Clinical Presentation:

  • Joint pain, swelling, stiffness.
  • Decreased range of motion.
  • Sometimes recurrent hemarthrosis.

Diagnosis:

  • MRI is preferred imaging (shows synovial thickening and hemosiderin deposits).
  • Confirmed by biopsy/histology (giant cells, hemosiderin-laden macrophages).

Treatment Options:

  • Localized TGCT: Surgery (usually curative).
  • Diffuse TGCT: Surgery + synovectomy, but high recurrence rates.
  • Unresectable or recurrent TGCT:
    • Pexidartinib (Turalio®) – FDA approved (2019) for symptomatic TGCT not amenable to surgery.
      • Dose: 400 mg PO twice daily with a low-fat meal.
      • MOA: CSF1R inhibitor, blocks CSF1 signaling.
      • Boxed warning: Hepatotoxicity (requires REMS).
      • Common AEs: ↑LFTs, hair color changes, fatigue, nausea, edema.
    • Other CSF1R inhibitors (investigational): cabiralizumab, emactuzumab.
    • Radiation (rare, used in refractory cases).

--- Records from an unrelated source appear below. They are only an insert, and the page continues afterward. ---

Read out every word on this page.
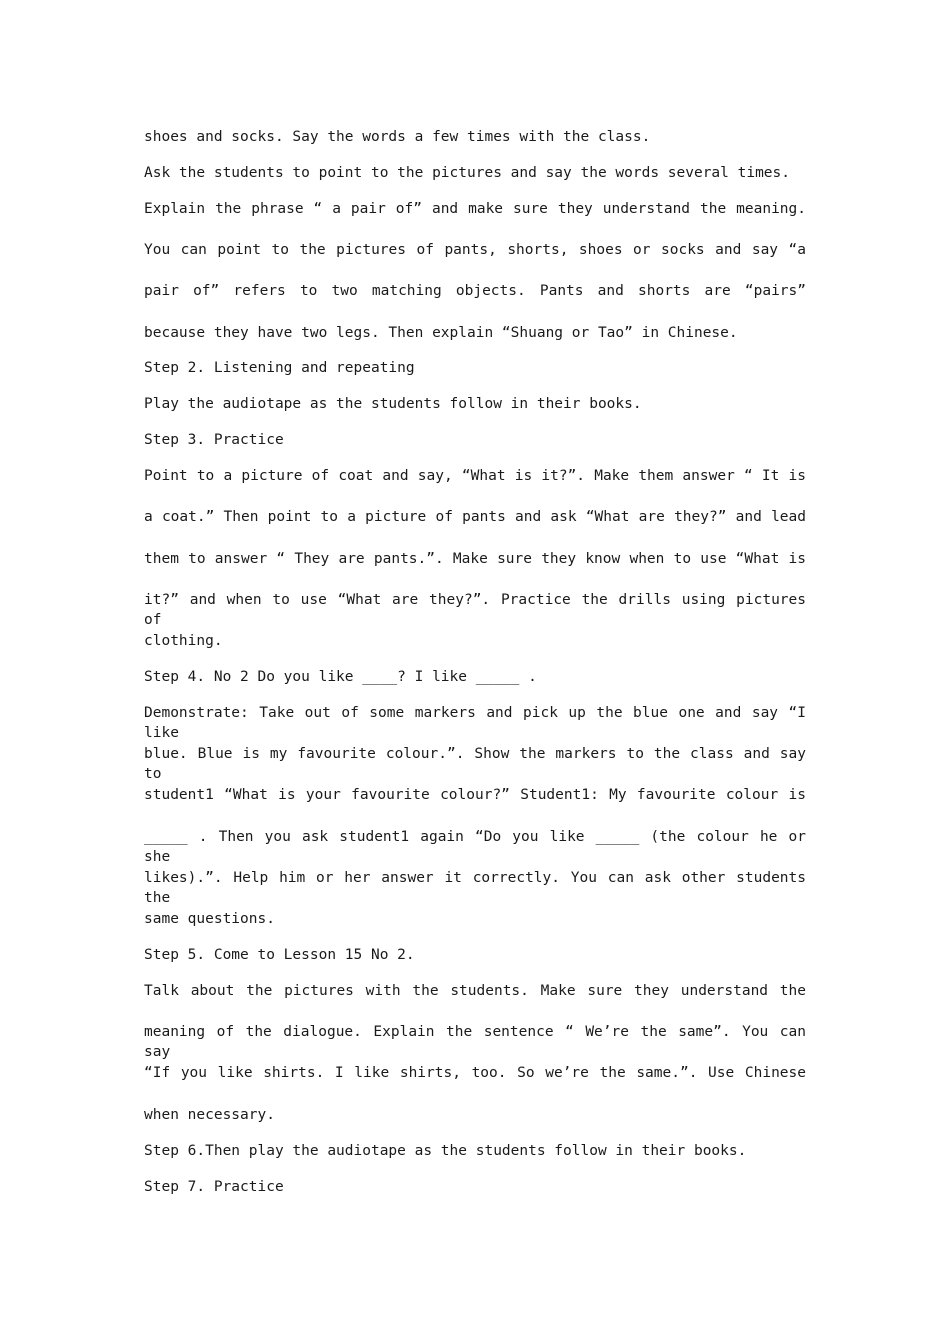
shoes and socks. Say the words a few times with the class.
Ask the students to point to the pictures and say the words several times.
Explain the phrase “ a pair of” and make sure they understand the meaning.
You can point to the pictures of pants, shorts, shoes or socks and say “a
pair of” refers to two matching objects. Pants and shorts are “pairs”
because they have two legs. Then explain “Shuang or Tao” in Chinese.
Step 2. Listening and repeating
Play the audiotape as the students follow in their books.
Step 3. Practice
Point to a picture of coat and say, “What is it?”. Make them answer “ It is
a coat.” Then point to a picture of pants and ask “What are they?” and lead
them to answer “ They are pants.”. Make sure they know when to use “What is
it?” and when to use “What are they?”. Practice the drills using pictures of
clothing.
Step 4. No 2 Do you like ____? I like _____ .
Demonstrate: Take out of some markers and pick up the blue one and say “I like
blue. Blue is my favourite colour.”. Show the markers to the class and say to
student1 “What is your favourite colour?” Student1: My favourite colour is
_____ . Then you ask student1 again “Do you like _____ (the colour he or she
likes).”. Help him or her answer it correctly. You can ask other students the
same questions.
Step 5. Come to Lesson 15 No 2.
Talk about the pictures with the students. Make sure they understand the
meaning of the dialogue. Explain the sentence “ We’re the same”. You can say
“If you like shirts. I like shirts, too. So we’re the same.”. Use Chinese
when necessary.
Step 6.Then play the audiotape as the students follow in their books.
Step 7. Practice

Monitoring (esp. for pharmacists):

  • LFTs (frequent during first 3 months with pexidartinib).
  • CBC, renal function.
  • Dermatologic and GI monitoring.

Pharmacist high-yield point: TGCT is generally benign but disabling due to joint damage. Systemic therapy (pexidartinib) is reserved for symptomatic, unresectable, or recurrent diffuse TGCT, with close liver monitoring due to hepatotoxicity.